Le misure di accompagnamento alla libera circolazione delle persone sono state introdotte il 1° giugno 2004 quando sono stati aboliti i controlli sistematici del rispetto delle condizioni salariali e lavorative prima del rilascio del permesso di soggiorno. Le disposizioni, adottate per evitare le pressioni verso il basso sui salari e ad assicurare il rispetto delle condizioni lavorative usuali in Svizzera, sono state rafforzate nel corso degli anni.

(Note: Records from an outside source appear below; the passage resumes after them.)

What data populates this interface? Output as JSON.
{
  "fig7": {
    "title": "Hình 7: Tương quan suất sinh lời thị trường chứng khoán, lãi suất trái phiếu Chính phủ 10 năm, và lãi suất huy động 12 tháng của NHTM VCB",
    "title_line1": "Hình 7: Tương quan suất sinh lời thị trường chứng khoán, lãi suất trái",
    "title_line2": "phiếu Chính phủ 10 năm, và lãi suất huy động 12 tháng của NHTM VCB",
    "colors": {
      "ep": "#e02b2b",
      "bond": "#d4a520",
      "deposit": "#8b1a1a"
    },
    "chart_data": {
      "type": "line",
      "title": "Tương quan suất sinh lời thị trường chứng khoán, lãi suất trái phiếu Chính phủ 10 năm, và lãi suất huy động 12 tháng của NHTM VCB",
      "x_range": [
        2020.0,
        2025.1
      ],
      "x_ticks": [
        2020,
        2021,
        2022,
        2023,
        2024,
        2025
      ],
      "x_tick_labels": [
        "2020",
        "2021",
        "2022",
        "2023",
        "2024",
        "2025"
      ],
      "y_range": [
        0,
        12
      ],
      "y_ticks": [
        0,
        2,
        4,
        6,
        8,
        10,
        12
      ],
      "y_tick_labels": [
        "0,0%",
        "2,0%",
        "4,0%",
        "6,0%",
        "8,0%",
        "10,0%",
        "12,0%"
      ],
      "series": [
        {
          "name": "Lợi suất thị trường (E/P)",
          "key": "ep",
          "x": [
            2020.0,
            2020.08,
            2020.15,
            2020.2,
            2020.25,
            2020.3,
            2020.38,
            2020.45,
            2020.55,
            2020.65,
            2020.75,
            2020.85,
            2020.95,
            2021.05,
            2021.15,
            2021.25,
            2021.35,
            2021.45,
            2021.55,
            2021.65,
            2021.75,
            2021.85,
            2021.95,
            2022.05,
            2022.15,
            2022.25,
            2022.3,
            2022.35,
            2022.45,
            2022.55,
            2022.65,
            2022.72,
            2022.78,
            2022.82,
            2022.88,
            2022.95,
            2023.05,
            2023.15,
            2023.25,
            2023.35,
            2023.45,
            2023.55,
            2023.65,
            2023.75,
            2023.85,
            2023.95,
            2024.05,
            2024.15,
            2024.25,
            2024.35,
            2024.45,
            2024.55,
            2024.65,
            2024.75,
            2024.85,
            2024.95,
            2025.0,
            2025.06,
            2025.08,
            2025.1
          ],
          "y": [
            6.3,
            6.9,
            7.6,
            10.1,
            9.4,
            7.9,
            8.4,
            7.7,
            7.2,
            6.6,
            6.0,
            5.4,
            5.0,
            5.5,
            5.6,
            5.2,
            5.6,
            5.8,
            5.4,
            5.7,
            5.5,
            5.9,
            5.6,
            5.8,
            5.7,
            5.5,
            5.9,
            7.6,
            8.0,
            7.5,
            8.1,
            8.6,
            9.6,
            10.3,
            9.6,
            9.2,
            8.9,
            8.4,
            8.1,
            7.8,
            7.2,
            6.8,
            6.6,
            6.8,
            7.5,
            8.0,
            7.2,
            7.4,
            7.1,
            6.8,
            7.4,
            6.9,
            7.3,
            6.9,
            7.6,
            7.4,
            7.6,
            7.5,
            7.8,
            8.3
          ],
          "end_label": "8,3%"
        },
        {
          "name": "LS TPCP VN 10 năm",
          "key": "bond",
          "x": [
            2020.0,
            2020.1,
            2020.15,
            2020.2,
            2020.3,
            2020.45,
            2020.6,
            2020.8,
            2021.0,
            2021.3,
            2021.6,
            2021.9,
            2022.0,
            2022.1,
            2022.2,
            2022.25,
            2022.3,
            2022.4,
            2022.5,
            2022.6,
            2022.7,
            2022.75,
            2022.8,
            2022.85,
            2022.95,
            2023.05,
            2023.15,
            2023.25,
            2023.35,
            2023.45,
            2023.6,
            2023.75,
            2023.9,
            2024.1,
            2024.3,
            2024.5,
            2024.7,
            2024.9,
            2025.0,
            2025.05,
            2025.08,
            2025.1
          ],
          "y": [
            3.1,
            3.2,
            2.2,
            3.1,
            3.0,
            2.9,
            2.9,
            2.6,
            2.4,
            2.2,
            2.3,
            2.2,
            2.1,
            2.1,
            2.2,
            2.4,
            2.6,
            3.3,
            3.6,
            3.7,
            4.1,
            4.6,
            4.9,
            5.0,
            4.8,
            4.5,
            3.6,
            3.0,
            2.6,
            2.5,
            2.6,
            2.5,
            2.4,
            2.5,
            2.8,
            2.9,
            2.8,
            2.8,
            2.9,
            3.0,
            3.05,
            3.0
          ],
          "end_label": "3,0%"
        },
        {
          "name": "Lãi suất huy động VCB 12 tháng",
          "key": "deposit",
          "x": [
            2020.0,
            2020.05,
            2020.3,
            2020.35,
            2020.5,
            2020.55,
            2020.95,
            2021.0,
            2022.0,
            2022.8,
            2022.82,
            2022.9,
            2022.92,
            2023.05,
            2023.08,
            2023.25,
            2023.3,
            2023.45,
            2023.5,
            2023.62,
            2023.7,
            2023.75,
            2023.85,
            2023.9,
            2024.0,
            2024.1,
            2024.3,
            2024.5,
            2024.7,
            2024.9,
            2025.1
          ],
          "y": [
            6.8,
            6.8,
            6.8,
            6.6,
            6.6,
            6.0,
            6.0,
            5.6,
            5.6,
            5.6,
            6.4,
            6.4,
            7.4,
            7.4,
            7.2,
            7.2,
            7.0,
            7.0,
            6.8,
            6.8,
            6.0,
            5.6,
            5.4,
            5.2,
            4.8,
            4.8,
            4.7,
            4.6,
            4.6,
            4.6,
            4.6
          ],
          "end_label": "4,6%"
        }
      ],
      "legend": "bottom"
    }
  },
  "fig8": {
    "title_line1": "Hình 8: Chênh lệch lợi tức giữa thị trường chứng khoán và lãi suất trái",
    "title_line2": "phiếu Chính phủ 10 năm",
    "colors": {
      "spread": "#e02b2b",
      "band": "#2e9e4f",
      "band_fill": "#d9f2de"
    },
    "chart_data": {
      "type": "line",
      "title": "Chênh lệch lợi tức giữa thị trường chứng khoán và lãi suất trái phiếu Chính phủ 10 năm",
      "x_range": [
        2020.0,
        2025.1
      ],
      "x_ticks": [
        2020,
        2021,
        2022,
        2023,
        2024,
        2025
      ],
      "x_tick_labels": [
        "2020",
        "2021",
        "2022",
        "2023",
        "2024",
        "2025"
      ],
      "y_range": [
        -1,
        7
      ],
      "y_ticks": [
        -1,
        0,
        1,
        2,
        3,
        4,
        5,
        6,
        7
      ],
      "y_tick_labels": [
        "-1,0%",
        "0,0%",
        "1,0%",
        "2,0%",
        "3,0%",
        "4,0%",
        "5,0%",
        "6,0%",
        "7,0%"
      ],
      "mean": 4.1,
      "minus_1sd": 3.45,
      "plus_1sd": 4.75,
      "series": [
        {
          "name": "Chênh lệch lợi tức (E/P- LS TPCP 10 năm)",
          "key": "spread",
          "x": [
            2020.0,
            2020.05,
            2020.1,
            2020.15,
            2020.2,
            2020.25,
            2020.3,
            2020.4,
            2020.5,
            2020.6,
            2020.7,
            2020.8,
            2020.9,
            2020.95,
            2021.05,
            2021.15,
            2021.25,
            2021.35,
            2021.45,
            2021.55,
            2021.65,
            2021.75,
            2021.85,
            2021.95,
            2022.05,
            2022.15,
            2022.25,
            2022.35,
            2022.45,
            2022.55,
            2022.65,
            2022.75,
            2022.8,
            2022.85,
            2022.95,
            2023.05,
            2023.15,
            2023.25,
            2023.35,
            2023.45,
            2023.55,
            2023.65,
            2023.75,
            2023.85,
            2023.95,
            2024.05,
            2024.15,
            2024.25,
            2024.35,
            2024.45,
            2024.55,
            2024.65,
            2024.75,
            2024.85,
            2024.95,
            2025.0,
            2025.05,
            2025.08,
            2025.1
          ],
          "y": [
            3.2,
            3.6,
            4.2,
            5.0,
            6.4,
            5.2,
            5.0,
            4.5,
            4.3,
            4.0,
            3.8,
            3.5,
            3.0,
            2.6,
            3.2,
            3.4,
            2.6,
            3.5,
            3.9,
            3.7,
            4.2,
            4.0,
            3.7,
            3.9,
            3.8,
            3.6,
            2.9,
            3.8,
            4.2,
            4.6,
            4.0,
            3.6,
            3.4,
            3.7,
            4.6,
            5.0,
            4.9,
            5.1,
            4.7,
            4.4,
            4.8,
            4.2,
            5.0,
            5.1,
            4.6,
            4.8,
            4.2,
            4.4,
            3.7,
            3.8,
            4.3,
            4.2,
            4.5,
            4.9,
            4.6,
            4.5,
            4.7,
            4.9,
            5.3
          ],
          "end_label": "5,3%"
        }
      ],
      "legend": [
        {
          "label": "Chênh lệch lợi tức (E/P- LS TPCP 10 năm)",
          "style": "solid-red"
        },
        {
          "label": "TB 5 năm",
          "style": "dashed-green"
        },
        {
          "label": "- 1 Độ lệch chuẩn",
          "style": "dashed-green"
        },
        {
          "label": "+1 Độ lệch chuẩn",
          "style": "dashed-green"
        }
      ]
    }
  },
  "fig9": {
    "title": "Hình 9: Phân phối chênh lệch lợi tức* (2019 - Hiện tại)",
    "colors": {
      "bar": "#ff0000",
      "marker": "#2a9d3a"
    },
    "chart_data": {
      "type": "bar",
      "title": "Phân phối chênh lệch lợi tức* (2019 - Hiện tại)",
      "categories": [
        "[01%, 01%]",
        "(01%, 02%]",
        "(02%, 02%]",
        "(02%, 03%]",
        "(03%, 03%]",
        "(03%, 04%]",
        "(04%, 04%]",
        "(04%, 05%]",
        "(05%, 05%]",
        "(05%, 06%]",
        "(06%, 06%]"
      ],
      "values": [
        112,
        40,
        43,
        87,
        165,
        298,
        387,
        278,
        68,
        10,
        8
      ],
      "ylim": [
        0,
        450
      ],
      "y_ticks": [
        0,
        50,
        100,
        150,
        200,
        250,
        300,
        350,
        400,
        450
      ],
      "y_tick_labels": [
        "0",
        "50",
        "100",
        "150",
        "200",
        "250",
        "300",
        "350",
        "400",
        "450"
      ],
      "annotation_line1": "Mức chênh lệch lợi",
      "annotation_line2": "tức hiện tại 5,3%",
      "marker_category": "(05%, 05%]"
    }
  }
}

Si tratta essenzialmente di tre misure: l’obbligo per i datori di lavoro esteri che distaccano lavoratori in Svizzera di rispettare le condizioni lavorative e salariali minime; la possibilità di adottare per tutte le imprese del ramo contratti normali di lavoro che fissano salari minimi obbligatori nei settori in cui non esiste un contratto collettivo di lavoro e sono stati appurati ripetuti casi di dumping; la possibilità di conferire il carattere di obbligatorietà generale alle disposizioni di un contratto collettivo di lavoro (il salario minimo, la durata del lavoro e l’esecuzione paritetica) nei settori dove sono stati riscontrati abusi salariali. Questa misura vale sia per le aziende svizzere che per le aziende estere che distaccano lavoratori in Svizzera.